Just as Sverchok was developed, collecting all possible concepts and realizations in order to reconcile and redesign them later, when the critical mass was reached.
That strategy works for addons.
However, I would like to ask @dfelinto , from a user and training maker POV, how much will be lost with the future direction of the Geometry Nodes. I’m afraid of creating training if the workflow can or will change in the near future. Can you give a clear statement about how the currect knowledge will translate to Geometry Nodes 2.0?
I hope that the new version will make it easier for me to track and define attributes. There are too many nodes and too confusing. Once more than 30 nodes find and modify the node tree is a huge problem (even if the frame is added, how uncomfortable it is when I try to overlap 2 frames)
In my opinion, both methods are good (although they have something common). The design of field reduces the difficulty of people tracking attributes, and the scheme of getting atttribute makes certain things clearer. I think we need to do the subtraction first, and then do the addition.
The essence of the node tree is to make things simpler rather than more complicated. I prefer the attribute processor because it separates two different levels of things（It is a best design first , a simliar design to Hou’s design second）. For most users who do not have a programming mindset, this seems easier to understand. When I am at level a, I don’t need to worry about things at level b (I don’t need to spend more energy to remember what attributes I put in place)
It’s starting to get really demotivating to read for the N’th time, that benchmark for the GN production readiness is something as trivial and as arbitrary as a non-commercial studio which the workflow has been tailored specifically to using it on one non commercial project, and one no name studio having used it for an indie student level short movie.

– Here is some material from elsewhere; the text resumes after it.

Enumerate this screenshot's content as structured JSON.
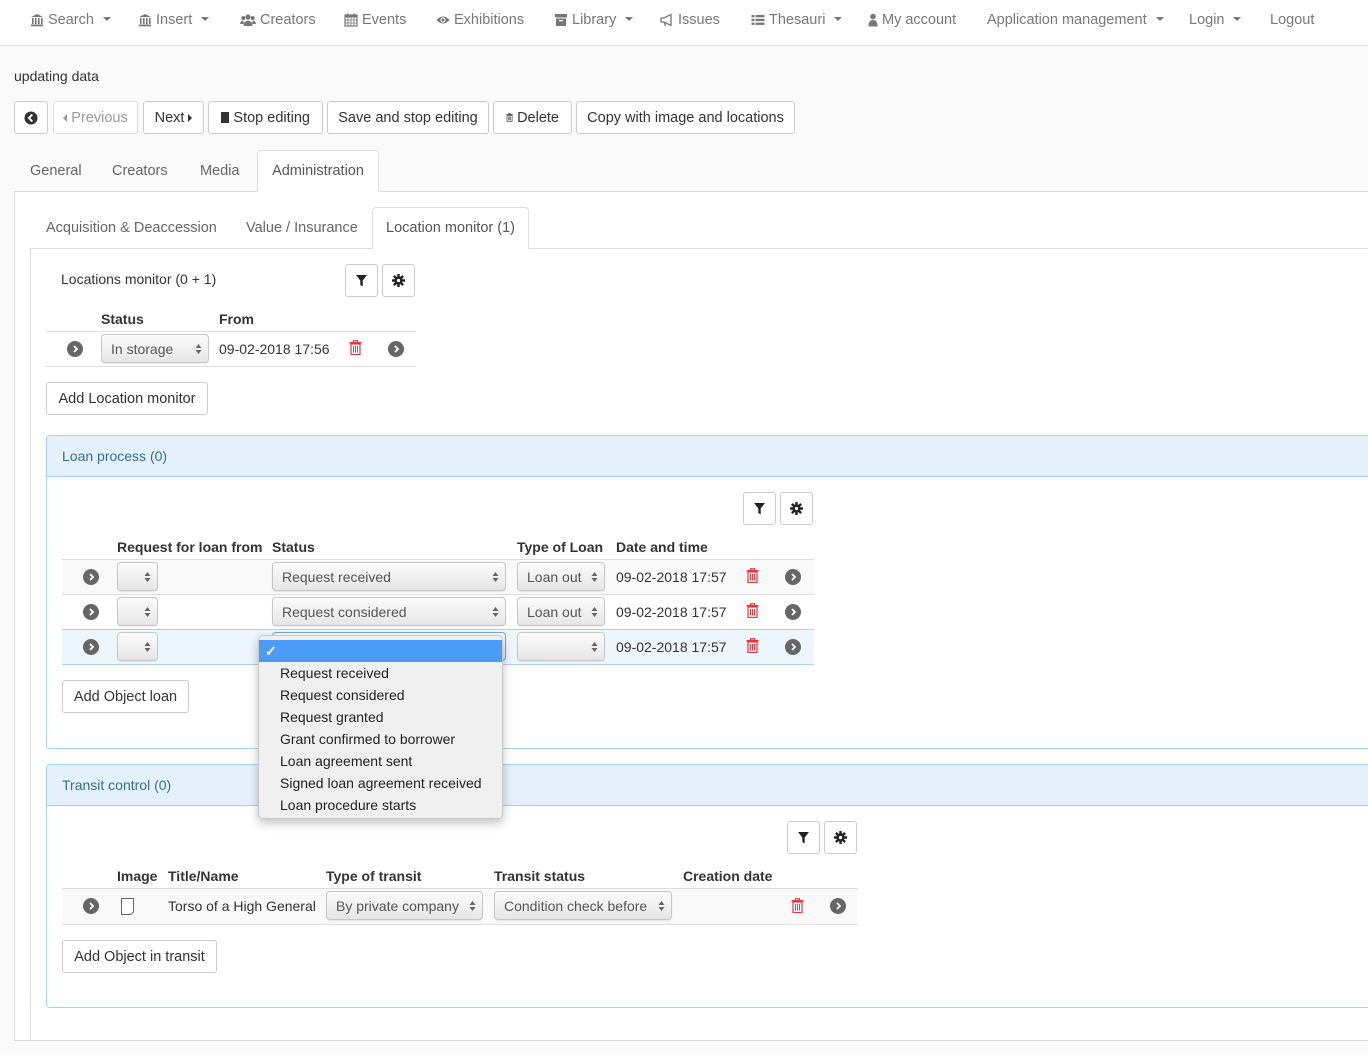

Instead of admitting that calling GN production ready in 2.9x versions was a mistake, doubling down on it with phrases like “This is the definition of production-ready I’m abiding to.”
It shows significant level of detachment from what the real, high end production scenarios require. After all, if it was really the case and GN was production ready, we would not have to read posts about “Disruptive Changes” and juggle between two significant overhaul proposals, both of which fundamentally change how already supposedly “production ready” geometry nodes work.
I’d say majority of us are unhappy with the current state of GN, but we are happy about its future potential. That’s what keeps the atmosphere positive. Hearing that GN are already considered production ready completely wrecks that positivity because it sounds like goes against the idea of significant changes geometry nodes need to actually become production ready.
Simmer down, it’s only a matter of semantics… I never saw Dalai or anyone else wave away feedback from users who stress-tested the system harder than the Blender Studio did, quite the opposite in fact. Maybe “production-driven” would be more accurate ? but then again I don’t see how calling it this or that is an actual problem.